Os discos de uma vida: uma questão mais difícil do que parece ser
Para a minha estreia neste espaço – que respeito e consulto diariamente –, tentei finalmente submeter-me a um exercício que, de ora em vez, surgia em conversas de café ou em divagações existencialistas: afinal, qual é o disco da uma vida? A nossa banda-sonora para aquela ocasião marcante dos anos que carregamos às costas?
À primeira análise, e como seres pensantes e dotados de inteligência que somos, sabemos que as nossas vivências e interacções (o que me levará a um texto nas próximas semanas, mas lá chegaremos) não se somam em números. Óbvio, não é? Tal como as estações do ano, ultrapassamos fases diferentes (com degelos e aquecimentos globais incluídos), logo é impossível eleger um só trabalho.
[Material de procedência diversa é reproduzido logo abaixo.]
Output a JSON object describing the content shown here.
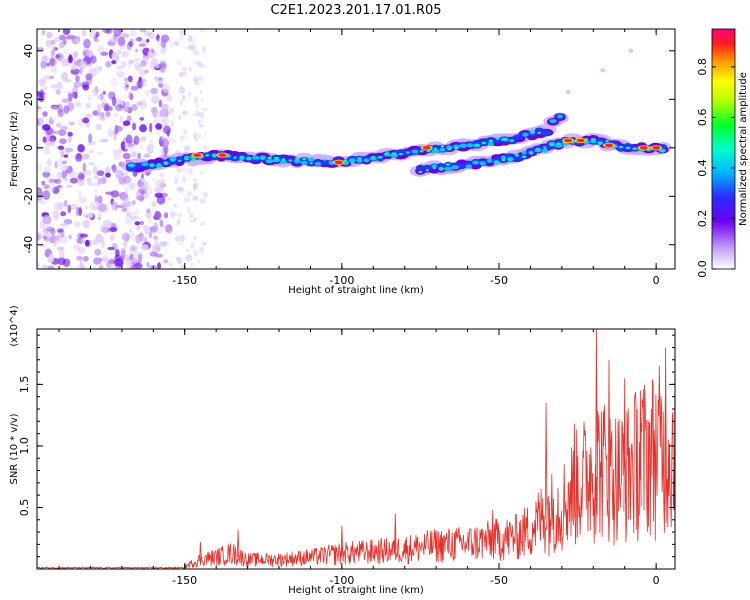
{
  "title": "C2E1.2023.201.17.01.R05",
  "chart_data": [
    {
      "type": "heatmap",
      "xlabel": "Height of straight line (km)",
      "ylabel": "Frequency (Hz)",
      "xlim": [
        -197,
        6
      ],
      "ylim": [
        -50,
        49
      ],
      "xticks": [
        "-150",
        "-100",
        "-50",
        "0"
      ],
      "yticks": [
        "-40",
        "-20",
        "0",
        "20",
        "40"
      ],
      "ridges": [
        {
          "x": [
            -167,
            -150,
            -140,
            -120,
            -100,
            -80,
            -60,
            -45,
            -35,
            -30
          ],
          "y": [
            -8,
            -5,
            -3,
            -5,
            -6,
            -2,
            1,
            4,
            7,
            14
          ]
        },
        {
          "x": [
            -75,
            -60,
            -45,
            -35,
            -28,
            -20,
            -10,
            0,
            4
          ],
          "y": [
            -9,
            -7,
            -4,
            0,
            3,
            3,
            0,
            0,
            -1
          ]
        }
      ],
      "colorbar": {
        "label": "Normalized spectral amplitude",
        "range": [
          0,
          0.95
        ],
        "ticks": [
          "0.0",
          "0.2",
          "0.4",
          "0.6",
          "0.8"
        ]
      }
    },
    {
      "type": "line",
      "xlabel": "Height of straight line (km)",
      "ylabel": "SNR (10 * v/v)",
      "yscale_label": "(x10^4)",
      "xlim": [
        -197,
        6
      ],
      "ylim": [
        0,
        1.95
      ],
      "xticks": [
        "-150",
        "-100",
        "-50",
        "0"
      ],
      "yticks": [
        "0.5",
        "1.0",
        "1.5"
      ],
      "color": "#e8302a",
      "envelope": {
        "x": [
          -197,
          -160,
          -150,
          -145,
          -140,
          -135,
          -130,
          -120,
          -110,
          -100,
          -90,
          -80,
          -70,
          -60,
          -50,
          -45,
          -40,
          -35,
          -30,
          -25,
          -20,
          -18,
          -15,
          -10,
          -5,
          0,
          4,
          6
        ],
        "y": [
          0.01,
          0.01,
          0.03,
          0.12,
          0.15,
          0.2,
          0.12,
          0.12,
          0.15,
          0.2,
          0.22,
          0.25,
          0.3,
          0.32,
          0.38,
          0.4,
          0.5,
          0.7,
          0.8,
          1.05,
          1.25,
          1.35,
          1.2,
          1.2,
          1.4,
          1.5,
          1.55,
          1.45
        ]
      },
      "spikes": [
        {
          "x": -145,
          "y": 0.22
        },
        {
          "x": -133,
          "y": 0.32
        },
        {
          "x": -100,
          "y": 0.35
        },
        {
          "x": -83,
          "y": 0.45
        },
        {
          "x": -52,
          "y": 0.48
        },
        {
          "x": -35,
          "y": 1.35
        },
        {
          "x": -26,
          "y": 1.18
        },
        {
          "x": -19,
          "y": 1.95
        },
        {
          "x": -15,
          "y": 1.7
        },
        {
          "x": -10,
          "y": 1.55
        },
        {
          "x": -5,
          "y": 1.45
        },
        {
          "x": 3,
          "y": 1.8
        },
        {
          "x": 6,
          "y": 1.6
        }
      ]
    }
  ]
}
Confesso que tentei mesmo acabar o exercício, mas quando me apercebi, a lista já ia em qualquer coisa como 42 volumes… Obviamente que desisti do processo, mas deixo aqui alguns dos autores dos “discos da minha vida”; Jeff Buckley, Morphine, Portishead, Interpol, Joy Division, Radiohead, My Bloody Valentine, Isis, Smiths, Mazzy Star, Black Sabbath, Cult of Luna, José Mário Branco, Zeca Afonso, Tool, Beatles, Ali Farka Touré & Ry Cooder, Sun Ra, Genesis, Rodrigo Leão, Blonde Redhead, Bill Fay, Silver Mt. Zion, Sigur Ròs, Joni Mitchell, Cocteau Twins… Este é O eterno dilema de quem gosta de música.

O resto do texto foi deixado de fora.